Ainsi, dans le cadre d’une cession et d’un apport de fonds de commerce, le vendeur n’a plus à énoncer dans l’acte :
- Le nom du précédent vendeur, la date et la nature de son acte d’acquisition et le prix de cette acquisition pour les éléments incorporels, les marchandises et le matériel ;
- L’état des privilèges et nantissements grevant le fonds ;
- Le chiffre d’affaires qu’il a réalisé durant les trois exercices comptables précédant celui de la vente, ce nombre étant réduit à la durée de la possession du fonds si elle a été inférieure à trois ans ;
- Les résultats d’exploitation réalisés pendant le même temps ;
- Le bail, sa date, sa durée, le nom et l’adresse du bailleur et du cédant, s’il y a lieu.
Jusqu’à l’entrée en vigueur de la loi du 19 juillet 2019, en cas d’omission de l’une de ces mentions (la liste législative est limitative, Cass. Com., 7 juin 1974) dans l’acte de cession ou d’apport, le vendeur ou l’apporteur encourait, non une réduction du prix, mais la nullité de l’opération prononcée par le juge à la demande de l’acquéreur, dans un délai préfix d’un an à compter de la date à laquelle l’opération avait été conclue. Cette nullité était facultative pour le juge qui devait apprécier si l’omission des énonciations avait pu vicier le consentement de l’acquéreur (Cass. Com. 30 oct. 1951 n° 62- 11.295) et lui causer un préjudice. Dès lors, il était possible que le juge n’accorde que des dommages-intérêts et qu’il ne prononce pas la nullité de l’opération. Comme le souligne le rapport législatif : « La jurisprudence de la chambre commerciale de la Cour de cassation rejette toute nullité systématique de l’acte de cession en cas d’omission d’une mention obligatoire, ce qui relativise la portée concrète de l’obligation énoncée à l’article 141-1 du code de commerce, en dépit d’un contentieux important devant les juridictions consulaires ».

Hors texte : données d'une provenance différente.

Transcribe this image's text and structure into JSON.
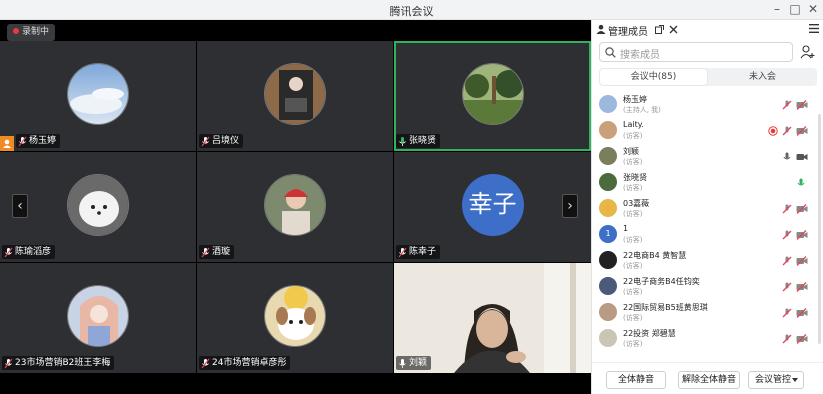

Aussi, supprimer ces mentions obligatoires paraît opportun puisque cela limitera les contentieux et simplifiera la cession des fonds de commerce qui sont les seuls fonds pour lesquels le législateur a prévu un formalisme particulier. En outre, cette politique d’allégement avait déjà débuté puisque L’article 129 de la loi n° 2016-1691 du 9 décembre 2016 relative à la transparence, à la lutte contre la corruption et à la modernisation de la vie économique, dite loi « Sapin II », avait déjà supprimé l’obligation de respecter l’article L. 141-1 du Code de commerce dans l’hypothèse où l’apport du fonds de commerce était fait à une société détenue en totalité par le vendeur du fonds.

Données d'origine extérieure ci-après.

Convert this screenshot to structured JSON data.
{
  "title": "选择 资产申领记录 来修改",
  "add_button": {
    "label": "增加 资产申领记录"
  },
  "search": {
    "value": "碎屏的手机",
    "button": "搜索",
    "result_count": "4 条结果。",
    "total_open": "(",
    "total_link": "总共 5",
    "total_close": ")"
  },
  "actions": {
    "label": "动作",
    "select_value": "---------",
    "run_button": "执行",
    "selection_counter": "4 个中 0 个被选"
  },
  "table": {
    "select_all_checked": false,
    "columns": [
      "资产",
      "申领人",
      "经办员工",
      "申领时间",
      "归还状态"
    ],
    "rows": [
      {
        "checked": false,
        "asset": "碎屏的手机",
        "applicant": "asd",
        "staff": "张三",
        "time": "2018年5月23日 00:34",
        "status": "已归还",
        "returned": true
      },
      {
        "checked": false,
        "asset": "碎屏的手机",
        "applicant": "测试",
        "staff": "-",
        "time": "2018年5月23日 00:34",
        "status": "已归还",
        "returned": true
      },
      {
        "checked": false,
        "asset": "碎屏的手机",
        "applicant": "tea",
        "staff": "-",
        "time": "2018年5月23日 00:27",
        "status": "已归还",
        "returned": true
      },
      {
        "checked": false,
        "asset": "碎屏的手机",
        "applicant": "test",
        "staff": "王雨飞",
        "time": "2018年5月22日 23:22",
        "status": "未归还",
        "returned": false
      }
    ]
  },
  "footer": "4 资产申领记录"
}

Enfin, l’acquéreur ne se retrouve pas dénué de toute protection et c’est avant tout ce qui justifie cette proposition d’abrogation. En effet, le droit spécial, à l’article L. 141-2 du Code de commerce, impose une information préalable de l’acquéreur quant à la consistance du fonds. Au jour de la cession, le vendeur et l’acquéreur visent un document présentant les chiffres d’affaires mensuels réalisés entre la clôture du dernier exercice comptable et le mois précédant celui de la vente. Dans la même veine, le droit commun des contrats garantit la transparence qui doit entourer la cession ou l’apport puisque l’article 1112-1 du Code civil, issu de l’ordonnance du 10 février 2016, reconnaît législativement un devoir précontractuel d’information. Or, on peut imaginer que la très grande majorité des informations visées par l’actuel article L. 141-1 du Code de commerce entrent dans le champ d’application de ce devoir précontractuel d’information dont l’irrespect peut entraîner une action en nullité fondée sur les vices du consentement ou une action en responsabilité civile.

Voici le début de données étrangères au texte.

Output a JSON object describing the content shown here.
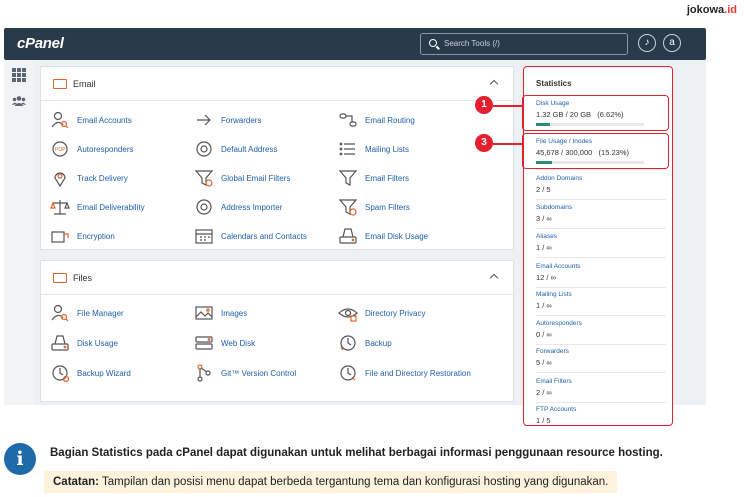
{
  "brand": {
    "name": "jokowa",
    "suffix": ".id"
  },
  "header": {
    "logo": "cPanel",
    "search_placeholder": "Search Tools (/)",
    "icons": [
      "bell-icon",
      "user-icon"
    ]
  },
  "sidebar": {
    "icons": [
      "apps-grid-icon",
      "users-icon"
    ]
  },
  "email_panel": {
    "title": "Email",
    "tools": [
      {
        "label": "Email Accounts",
        "icon": "user-search-icon"
      },
      {
        "label": "Forwarders",
        "icon": "forward-arrow-icon"
      },
      {
        "label": "Email Routing",
        "icon": "routing-icon"
      },
      {
        "label": "Autoresponders",
        "icon": "auto-icon"
      },
      {
        "label": "Default Address",
        "icon": "at-icon"
      },
      {
        "label": "Mailing Lists",
        "icon": "list-icon"
      },
      {
        "label": "Track Delivery",
        "icon": "location-pin-icon"
      },
      {
        "label": "Global Email Filters",
        "icon": "global-filter-icon"
      },
      {
        "label": "Email Filters",
        "icon": "filter-icon"
      },
      {
        "label": "Email Deliverability",
        "icon": "scale-icon"
      },
      {
        "label": "Address Importer",
        "icon": "at-icon"
      },
      {
        "label": "Spam Filters",
        "icon": "spam-filter-icon"
      },
      {
        "label": "Encryption",
        "icon": "key-icon"
      },
      {
        "label": "Calendars and Contacts",
        "icon": "calendar-icon"
      },
      {
        "label": "Email Disk Usage",
        "icon": "disk-icon"
      }
    ]
  },
  "files_panel": {
    "title": "Files",
    "tools": [
      {
        "label": "File Manager",
        "icon": "user-search-icon"
      },
      {
        "label": "Images",
        "icon": "image-icon"
      },
      {
        "label": "Directory Privacy",
        "icon": "eye-lock-icon"
      },
      {
        "label": "Disk Usage",
        "icon": "disk-icon"
      },
      {
        "label": "Web Disk",
        "icon": "web-disk-icon"
      },
      {
        "label": "Backup",
        "icon": "backup-icon"
      },
      {
        "label": "Backup Wizard",
        "icon": "backup-wizard-icon"
      },
      {
        "label": "Git™ Version Control",
        "icon": "git-icon"
      },
      {
        "label": "File and Directory Restoration",
        "icon": "restore-icon"
      }
    ]
  },
  "statistics": {
    "title": "Statistics",
    "items": [
      {
        "name": "Disk Usage",
        "value": "1.32 GB / 20 GB   (6.62%)",
        "percent": 6.62
      },
      {
        "name": "File Usage / Inodes",
        "value": "45,678 / 300,000   (15.23%)",
        "percent": 15.23
      },
      {
        "name": "Addon Domains",
        "value": "2 / 5"
      },
      {
        "name": "Subdomains",
        "value": "3 / ∞"
      },
      {
        "name": "Aliases",
        "value": "1 / ∞"
      },
      {
        "name": "Email Accounts",
        "value": "12 / ∞"
      },
      {
        "name": "Mailing Lists",
        "value": "1 / ∞"
      },
      {
        "name": "Autoresponders",
        "value": "0 / ∞"
      },
      {
        "name": "Forwarders",
        "value": "5 / ∞"
      },
      {
        "name": "Email Filters",
        "value": "2 / ∞"
      },
      {
        "name": "FTP Accounts",
        "value": "1 / 5"
      }
    ],
    "badges": [
      "1",
      "3"
    ]
  },
  "footer": {
    "info": "Bagian Statistics pada cPanel dapat digunakan untuk melihat berbagai informasi penggunaan resource hosting.",
    "note_label": "Catatan:",
    "note_text": " Tampilan dan posisi menu dapat berbeda tergantung tema dan konfigurasi hosting yang digunakan."
  },
  "colors": {
    "accent": "#e0632b",
    "link": "#1f5fa8",
    "header": "#293a4a",
    "highlight": "#e5202e"
  }
}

De même, à titre probatoire, la présence d’un contrat écrit de cession apparaitra inévitable. Aussi, nul doute que les parties prendront soin de mentionner les informations qui auront été échangées afin de sécuriser l’opération.
Dès lors, la protection des parties semble donc maintenue et les opérations d’apport et de cession de fonds de commerce simplifiées, tout comme l’est aussi la mise en location gérance du fonds.
II. Faciliter la mise en location-gérance du fonds de commerce
La location-gérance est un contrat par lequel le propriétaire ou l’exploitant d’un fonds de commerce (ou artisanal) en concède totalement ou partiellement la location à un gérant qui l’exploite alors à ses risques et périls. Ce contrat est régi par les articles L. 144-1 et suivants du Code de commerce. La conclusion de ce type de contrat permet notamment de conserver la propriété d’un fonds de commerce sans avoir à l’exploiter soi-même. Toutefois, jusqu’à la loi du 19 juillet 2019, l’article L. 144-3 du Code de commerce imposait une condition importante qui réduisait la possibilité de recourir à la location-gérance : « Les personnes physiques ou morales qui concèdent une location-gérance doivent avoir exploité pendant deux années au moins le fonds ou l’établissement artisanal mis en gérance ». À défaut, le contrat conclu était nul, de nullité absolue (Cass. civ. 3e, 22 mars 2018, n° 17-15.830).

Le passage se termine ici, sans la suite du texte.